Their list is bound to include J.D. Martinez. And his price just went up.
The Giants and Matt Moore got crushed in an 11-4 loss Tuesday night at Chase Field, and Martinez operated the machinery. He had six RBIs by the second inning. His grand slam was the final rose frosting on Moore’s sad cake of a season. He has 44 home runs this season, including an astounding 28 in 58 games since joining the Diamondbacks in a trade from the Detroit Tigers.
He will be the top right-handed power hitter on the free-agent market this season. And while the Giants have multiple vulnerabilities to address, as most teams with a 62-96 record do, a lack of right-handed power probably tops the list.
The Giants have hit the fewest home runs in the major leagues. Their .684 OPS vs. left-handed pitching is the worst in the National League. (OK, so their .688 OPS vs. right-handers ranks last, too.)
They entered the season hoping that Hunter Pence and Buster Posey could provide right-handed thump, with bench players like Nick Hundley, Michael Morse, Justin Ruggiano, Chris Marrero and Aaron Hill perhaps contributing some pop here and there.
Reading that paragraph probably should make you feel sad.
It’s clear by now that the Giants cannot pursue right-handed power from supplemental sources. Not when you look at the sharply diminished slugging percentages from their two most important right-handed regulars.
Posey hit three home runs after the All-Star break last season and everyone freaked out. He has two home runs after the break this year. One of them came in the first game back in San Diego.
And the restorative powers of moving Posey to first base can only go so far. He has played plenty of first base in this second half following Brandon Belt’s season-ending concussion.
Pence and Posey have combined to hit seven home runs at AT&T Park all season. The Padres’ Wil Myers has five.
Martinez, 30, would be an imperfect fit. For starters, he will receive plenty of interest from American League teams that could guarantee him an extra year or two with the comfortable option of a designated hitter to prolong his usefulness. And besides, he graded as one of the worst defensive outfielders in baseball while playing in spacious Comerica Park at the time of the trade. For the Giants, outfield defense has flashed as a shortcoming almost as glaring as right-handed power. (They gave up their 57th triple on Tuesday, their most in a season since 1977, which is only a partial comment on the pitching.)
Also this: The Giants don’t figure to have as much to spend this winter as they did last offseason, when they signed Mark Melancon to a four-year, $62 million contract. They already have more than $150 million committed to the 2018 payroll, and it would make strategic sense to stay below the $197 million Competitive Balance Tax threshold in order to reset the penalties.

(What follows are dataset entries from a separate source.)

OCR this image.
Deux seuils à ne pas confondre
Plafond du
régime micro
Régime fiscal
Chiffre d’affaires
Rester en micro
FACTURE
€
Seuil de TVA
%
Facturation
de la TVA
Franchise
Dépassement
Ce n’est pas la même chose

But it’s safe to say the Giants won’t ignore the possibility of signing him. They have a reputation for kicking every tire on the lot, and Martinez is a monster truck.
He certainly flattened them Tuesday night.
Nothing about this season has been fun for Moore, who had pitched a bit better in September but will carry the ugliest of performances into the offseason.
Moore retired just four of the 13 batters he faced while giving up eight runs in 1 1/3 innings. His last pitch of his season, to Martinez, ended up on the right field pool deck for a grand slam.
Moore (6-15) finished with a 5.52 ERA, which is the highest ever by a Giants pitcher to make at least 30 starts in a season. It’s also the highest among all qualified NL pitchers this season.
Moore was coming off one of his best starts of the season, when he was buoyed by the news that his $9 million option would be picked up and tossed six shutout innings against the Colorado Rockies.
But if it appeared Moore had begun to build a foundation for next season, it just as quickly sank into a swamp. A misplay from third baseman Orlando Calixte didn’t help, and neither did Moore’s own error. Martinez golfed his slam on a pitch out of the zone, too. Call it penance for the three walks that Moore issued, including free passes to start both of his innings.
Moore did not win consecutive starts all season. But at least he made it through the season healthy.
The Giants “reclaimed” the worst record in baseball and positioned themselves for the first overall pick in the amateur draft next June. They are a half-game behind the Tigers and one game behind the Phillies.